Tuesday, December 06, 2011

Autism and Dr. Allen Frances' Question 5: Will Autism Research Be Possible After the DSM-5?


Dr. Allen Frances, chair of the DSM-IV Task Force
and principle investigator on the DSM-IV Field Trials

The last major changes to the "autism section" of the DSM occurred in 1994 with the grouping  of Aspergers, PDD-NOS and Autistic Disorder in the Pervasive Developmental Disorders section and are still cited by many as the primary basis for the massive increases in autism diagnoses over the past two decades.  No one doubts that a substantial amount of the recent increases are due to the DSM-IV diagnostic changes. The debate is over whether those changes account for the entire increase or whether they serve to mask or obscure the role of possible environmentally induced increases. With the DSM-5 soon to hit doctors' bookshelves the ability to develop a  reliable understanding of what is behind future changes in the numbers of autism disorder diagnoses will probably be lost forever,  or at least for the foreseeable future.  Epidemiological studies, already the subject of much debate, and much confusion,  could be rendered useless as tools for understanding what causes autism disorders. 
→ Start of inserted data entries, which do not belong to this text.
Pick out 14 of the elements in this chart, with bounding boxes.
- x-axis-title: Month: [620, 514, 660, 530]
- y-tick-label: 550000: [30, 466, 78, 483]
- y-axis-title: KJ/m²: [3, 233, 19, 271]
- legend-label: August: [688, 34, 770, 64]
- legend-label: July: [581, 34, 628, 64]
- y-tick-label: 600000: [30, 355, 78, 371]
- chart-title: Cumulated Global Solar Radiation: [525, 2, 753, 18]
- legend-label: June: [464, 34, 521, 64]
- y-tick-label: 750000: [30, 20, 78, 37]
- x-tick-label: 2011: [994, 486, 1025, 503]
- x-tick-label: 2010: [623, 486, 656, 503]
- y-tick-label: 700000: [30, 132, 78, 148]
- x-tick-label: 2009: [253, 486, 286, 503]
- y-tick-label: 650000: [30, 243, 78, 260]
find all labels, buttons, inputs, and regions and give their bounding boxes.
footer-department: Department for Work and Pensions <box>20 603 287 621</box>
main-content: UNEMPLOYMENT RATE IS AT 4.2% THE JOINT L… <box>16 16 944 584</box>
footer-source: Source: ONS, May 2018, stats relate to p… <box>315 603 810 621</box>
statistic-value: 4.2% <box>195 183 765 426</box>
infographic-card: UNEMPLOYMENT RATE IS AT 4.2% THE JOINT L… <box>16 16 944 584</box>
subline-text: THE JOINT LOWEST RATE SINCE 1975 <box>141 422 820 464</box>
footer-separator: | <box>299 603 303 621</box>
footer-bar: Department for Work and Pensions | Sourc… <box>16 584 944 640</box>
In his November 8, 2011 article, APA Responds Lamely to the Petition to Reform DSM-5re-posted by Brent Robbins PhD December 5, 2011 on the blog of the Society for Humanistic Psychology, Division 32 of the American Psychological Association, Dr. Frances, primary architect of the DSM-IV,  asks five questions about possible diagnostic inflation resulting from the DSM-5.  Question 5 asks the million dollar question:

5) Won't the many small, needless, and arbitrary changes in DSM-5 complicate future research efforts and make impossible the interpretation of data collected before versus after DSM-5?

If the answer to Dr. Allen Frances question is yes, as the Frances led DSM-IV experience suggests, then our ability to determine whether specific environmental factors are contributing to, or causing, autism disorders could be lost for another generation or more.